Second, corresponding with discussions of communicative action possibilities, this paper also provided discussions of constraints and accompanying contextual limitations of XE’s operations. How affordances link capabilities of technological artifacts to users’ purposes has received far more attention than the ways in which they also curb and limit possibilities. As such, descriptive documentation here on how affordances may curtail a course of spiritual action within a specific locale, contributes to deepening conceptual understanding of communicative affordances. Thus, beyond circumstantial case study findings, this analysis provides heuristic insights for theorizing emerging robotics, from a middle ground perspective that accounts for how the materiality of XE’s operating system and platforms enable specific communication opportunities and how people can engage with recognizable spiritual practices for knowledge and community building.

Third, as popular imaginaries of AI applications accompany abstract and broad predictions of seismic societal shifts, this study provided a rich descriptive account to help understand the complex nature of human-machine interaction with more clarity and sensitivity to context. This work is significant because AI in the religious domain is an understudied area. Social robotics in a non-western context, apart from Japan, is also scarcely understood (Geraci Citation2013). Thus, it is hoped that the case of XE contributes empirical grounding for future consideration of the possibilities and challenges of robotic agents in the advancement of moral growth and spiritual interests.

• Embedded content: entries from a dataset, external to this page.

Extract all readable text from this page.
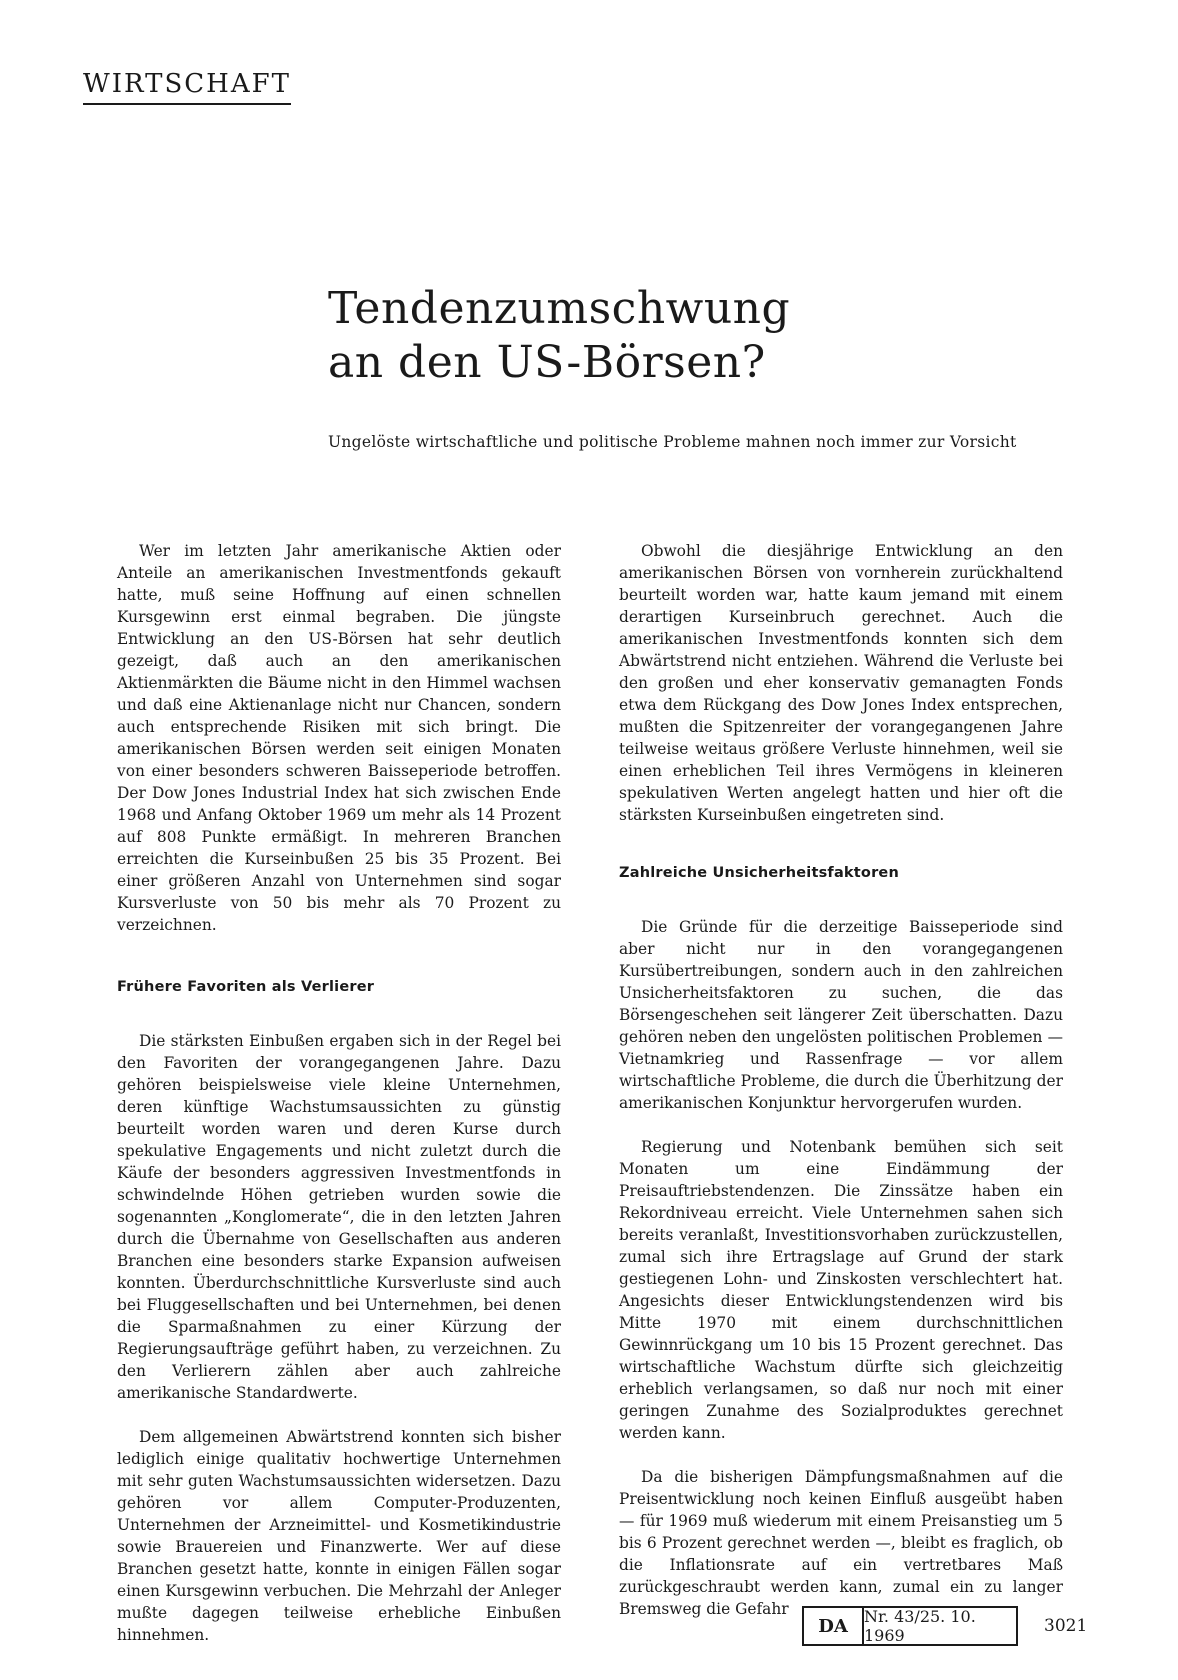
WIRTSCHAFT
Tendenzumschwung
an den US-Börsen?

Ungelöste wirtschaftliche und politische Probleme mahnen noch immer zur Vorsicht

Wer im letzten Jahr amerikanische Aktien oder Anteile an amerikanischen Investmentfonds gekauft hatte, muß seine Hoffnung auf einen schnellen Kursgewinn erst einmal begraben. Die jüngste Entwicklung an den US-Börsen hat sehr deutlich gezeigt, daß auch an den amerikanischen Aktienmärkten die Bäume nicht in den Himmel wachsen und daß eine Aktienanlage nicht nur Chancen, sondern auch entsprechende Risiken mit sich bringt. Die amerikanischen Börsen werden seit einigen Monaten von einer besonders schweren Baisseperiode betroffen. Der Dow Jones Industrial Index hat sich zwischen Ende 1968 und Anfang Oktober 1969 um mehr als 14 Prozent auf 808 Punkte ermäßigt. In mehreren Branchen erreichten die Kurseinbußen 25 bis 35 Prozent. Bei einer größeren Anzahl von Unternehmen sind sogar Kursverluste von 50 bis mehr als 70 Prozent zu verzeichnen.

Frühere Favoriten als Verlierer

Die stärksten Einbußen ergaben sich in der Regel bei den Favoriten der vorangegangenen Jahre. Dazu gehören beispielsweise viele kleine Unternehmen, deren künftige Wachstumsaussichten zu günstig beurteilt worden waren und deren Kurse durch spekulative Engagements und nicht zuletzt durch die Käufe der besonders aggressiven Investmentfonds in schwindelnde Höhen getrieben wurden sowie die sogenannten „Konglomerate“, die in den letzten Jahren durch die Übernahme von Gesellschaften aus anderen Branchen eine besonders starke Expansion aufweisen konnten. Überdurchschnittliche Kursverluste sind auch bei Fluggesellschaften und bei Unternehmen, bei denen die Sparmaßnahmen zu einer Kürzung der Regierungsaufträge geführt haben, zu verzeichnen. Zu den Verlierern zählen aber auch zahlreiche amerikanische Standardwerte.

Dem allgemeinen Abwärtstrend konnten sich bisher lediglich einige qualitativ hochwertige Unternehmen mit sehr guten Wachstumsaussichten widersetzen. Dazu gehören vor allem Computer-Produzenten, Unternehmen der Arzneimittel- und Kosmetikindustrie sowie Brauereien und Finanzwerte. Wer auf diese Branchen gesetzt hatte, konnte in einigen Fällen sogar einen Kursgewinn verbuchen. Die Mehrzahl der Anleger mußte dagegen teilweise erhebliche Einbußen hinnehmen.

Obwohl die diesjährige Entwicklung an den amerikanischen Börsen von vornherein zurückhaltend beurteilt worden war, hatte kaum jemand mit einem derartigen Kurseinbruch gerechnet. Auch die amerikanischen Investmentfonds konnten sich dem Abwärtstrend nicht entziehen. Während die Verluste bei den großen und eher konservativ gemanagten Fonds etwa dem Rückgang des Dow Jones Index entsprechen, mußten die Spitzenreiter der vorangegangenen Jahre teilweise weitaus größere Verluste hinnehmen, weil sie einen erheblichen Teil ihres Vermögens in kleineren spekulativen Werten angelegt hatten und hier oft die stärksten Kurseinbußen eingetreten sind.

Zahlreiche Unsicherheitsfaktoren

Die Gründe für die derzeitige Baisseperiode sind aber nicht nur in den vorangegangenen Kursübertreibungen, sondern auch in den zahlreichen Unsicherheitsfaktoren zu suchen, die das Börsengeschehen seit längerer Zeit überschatten. Dazu gehören neben den ungelösten politischen Problemen — Vietnamkrieg und Rassenfrage — vor allem wirtschaftliche Probleme, die durch die Überhitzung der amerikanischen Konjunktur hervorgerufen wurden.

Regierung und Notenbank bemühen sich seit Monaten um eine Eindämmung der Preisauftriebstendenzen. Die Zinssätze haben ein Rekordniveau erreicht. Viele Unternehmen sahen sich bereits veranlaßt, Investitionsvorhaben zurückzustellen, zumal sich ihre Ertragslage auf Grund der stark gestiegenen Lohn- und Zinskosten verschlechtert hat. Angesichts dieser Entwicklungstendenzen wird bis Mitte 1970 mit einem durchschnittlichen Gewinnrückgang um 10 bis 15 Prozent gerechnet. Das wirtschaftliche Wachstum dürfte sich gleichzeitig erheblich verlangsamen, so daß nur noch mit einer geringen Zunahme des Sozialproduktes gerechnet werden kann.

Da die bisherigen Dämpfungsmaßnahmen auf die Preisentwicklung noch keinen Einfluß ausgeübt haben — für 1969 muß wiederum mit einem Preisanstieg um 5 bis 6 Prozent gerechnet werden —, bleibt es fraglich, ob die Inflationsrate auf ein vertretbares Maß zurückgeschraubt werden kann, zumal ein zu langer Bremsweg die Gefahr

DA	Nr. 43/25. 10. 1969	3021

That said, it is acknowledged that more research is needed to understand how transferable this study’s findings are to others for case comparison (Yin Citation2017). The affordances presented here are not exhaustive, particularly considering the reported plans to upgrade XE (Xinhua Citation2018) and how AI development is a moving target. Future studies should expand this exploratory line of research to more cases, and employ supplementary data collection methods and analysis. For example, interviews with the monks and volunteers who help with the multilingual translations, and interviews with temple visitors could be conducted, in order to more fully comprehend the potential of robotic agents to support religious education and growth. Future papers could also explore in more detail how intensifying datafication and media convergence impact robotic engagement, for example, how evolving platforms, machine learning and algorithms structure “hidden affordances” of which users are unaware, or are less familiar with (Gaver Citation1991) regarding novel robotic applications for security or surveillance. With the expansion of robotics in more domains of everyday life including the practice of spirituality, research on the nexus of robotics and religion provides in both the literal and metaphorical sense, an enlightening pathway of understanding human welfare, morality and community amidst technological innovations.

Correction Statement

This article has been republished with minor changes. These changes do not impact the academic content of the article.

Acknowledgement

The author wishes to thank Drs. Hu Qingqing & Chen Yashu for sharing their insights and kind assistance in the project.